Artigos de Jornal
Um balão solto na praça
Fazia eu minha caminhada na praça Ana Lucia Magalhães, na Pituba, quando um
balão se soltou de uma criança e começou a voar levando os meus pensamentos. As
praças mediterrâneas são secas, desde a Antiguidade, não têm vegetação. Mas para
compensar, têm uma fonte. Ali a população ia recolher a agua e jogar conversa
fora. Hoje os turistas vão se banhar durante o calor do ferragosto. Também
tivemos essas fontes: “Fui no Tororó beber água não achei/Achei a bela morena/
Que no Tororó deixei”.
As fontes barrocas chegam a ser exageradas, como a Fontana di Trevi, maior que a
própria praça. Prefiro a delicada Fontana delle Tartarughe no ghetto de Roma.
Notáveis são as praças de armas, ou zócalos, reminiscência islâmica, da América
espanhola. Algumas em lugar da fonte tem uma glorieta, mas todas têm portais
onde a população passeia a coberto, namorando, bebericando e comprando. Vivi
seis meses em Cusco, no Peru, e curti muito sua praça de armas, que está no
mesmo local da milenar Huacaypata incaica. Seus portais ainda conservam a
memória de seus antigos mercaderes: portal de carnes, de panes, de harinas, de
carrizos e de los escribanos, aqueles que rabiscavam cartas e petições para os
iletrados.
As praças de armas espanholas são uma imitação das hispano americanas criadas
pelos conquistadores. Gosto de entrar através de vielas tortuosas na geometria
mais-que-perfeita da praça de armas de Victoria, no país basco. Praças no
tropico sem arvores, bancos para namorados, pássaros, gatos e micos, com
piquetes e onde é proibido pisar na grama não são praças, são solários.

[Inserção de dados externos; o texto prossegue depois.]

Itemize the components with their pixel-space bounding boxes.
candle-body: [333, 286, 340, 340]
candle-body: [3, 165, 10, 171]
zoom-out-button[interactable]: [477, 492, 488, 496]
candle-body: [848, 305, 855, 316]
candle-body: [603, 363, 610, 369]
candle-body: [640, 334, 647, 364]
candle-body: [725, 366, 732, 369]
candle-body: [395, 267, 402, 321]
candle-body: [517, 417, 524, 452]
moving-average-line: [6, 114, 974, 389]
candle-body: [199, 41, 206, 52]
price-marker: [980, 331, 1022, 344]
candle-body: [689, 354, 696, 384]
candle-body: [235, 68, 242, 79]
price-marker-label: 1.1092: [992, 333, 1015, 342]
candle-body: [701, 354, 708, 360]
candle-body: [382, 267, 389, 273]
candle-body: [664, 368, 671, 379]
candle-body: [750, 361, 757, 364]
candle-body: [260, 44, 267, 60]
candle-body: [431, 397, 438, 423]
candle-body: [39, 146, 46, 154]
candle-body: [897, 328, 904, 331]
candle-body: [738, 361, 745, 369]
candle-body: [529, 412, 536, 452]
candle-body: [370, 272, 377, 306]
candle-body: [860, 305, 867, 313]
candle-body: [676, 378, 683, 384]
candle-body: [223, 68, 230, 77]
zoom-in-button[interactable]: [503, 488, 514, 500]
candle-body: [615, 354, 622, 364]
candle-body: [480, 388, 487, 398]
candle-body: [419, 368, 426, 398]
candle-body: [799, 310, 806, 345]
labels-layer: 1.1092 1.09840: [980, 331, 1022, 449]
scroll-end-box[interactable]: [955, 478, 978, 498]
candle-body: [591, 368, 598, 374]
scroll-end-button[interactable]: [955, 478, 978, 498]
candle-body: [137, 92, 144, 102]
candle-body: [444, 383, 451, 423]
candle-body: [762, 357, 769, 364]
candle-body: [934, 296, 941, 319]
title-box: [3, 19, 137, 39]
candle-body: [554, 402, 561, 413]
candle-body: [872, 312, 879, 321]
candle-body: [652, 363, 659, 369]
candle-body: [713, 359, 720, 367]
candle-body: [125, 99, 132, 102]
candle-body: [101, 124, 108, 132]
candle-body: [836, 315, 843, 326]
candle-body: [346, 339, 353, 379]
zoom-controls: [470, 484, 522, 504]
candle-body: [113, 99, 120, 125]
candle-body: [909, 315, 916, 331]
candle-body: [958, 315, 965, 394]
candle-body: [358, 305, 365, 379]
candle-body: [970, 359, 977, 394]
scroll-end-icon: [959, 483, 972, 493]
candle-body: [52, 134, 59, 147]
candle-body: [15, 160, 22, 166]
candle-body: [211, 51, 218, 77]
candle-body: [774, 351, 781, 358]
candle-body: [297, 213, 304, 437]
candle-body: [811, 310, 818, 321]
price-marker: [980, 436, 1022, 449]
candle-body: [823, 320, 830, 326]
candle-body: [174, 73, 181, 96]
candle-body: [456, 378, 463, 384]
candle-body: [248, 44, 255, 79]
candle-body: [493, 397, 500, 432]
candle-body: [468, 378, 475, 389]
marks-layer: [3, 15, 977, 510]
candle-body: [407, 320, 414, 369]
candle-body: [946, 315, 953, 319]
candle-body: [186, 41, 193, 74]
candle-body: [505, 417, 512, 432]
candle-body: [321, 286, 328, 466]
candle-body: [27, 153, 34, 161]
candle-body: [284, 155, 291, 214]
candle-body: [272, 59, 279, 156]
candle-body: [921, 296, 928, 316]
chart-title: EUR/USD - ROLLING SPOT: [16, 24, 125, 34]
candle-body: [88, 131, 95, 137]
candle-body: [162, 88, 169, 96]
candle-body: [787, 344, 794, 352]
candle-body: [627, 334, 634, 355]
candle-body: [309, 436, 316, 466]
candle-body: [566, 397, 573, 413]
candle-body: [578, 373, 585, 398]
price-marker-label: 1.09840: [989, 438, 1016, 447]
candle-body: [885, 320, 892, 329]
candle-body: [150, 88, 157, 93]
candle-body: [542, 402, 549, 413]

Ruminando recordações, meu balão foi pousar entre outros coloridos no verde
zócalo de Oaxaca, no México, com seus grandes louros da Índia, que resistem aos
prefeitos e onde ainda existem engraxates, cantadores, realejos, lambe-lambes e
camelôs loquazes, como antigamente na nossa praça Cairu. “Abençoado seja o
camelô dos brinquedos de tostão:/ O que vende balõezinhos de cor/ O macaquinho
que trepa no coqueiro.../ Alegria das calçadas.../ E dão aos homens que passam
preocupados ou tristes uma lição de infância” (Bandeira).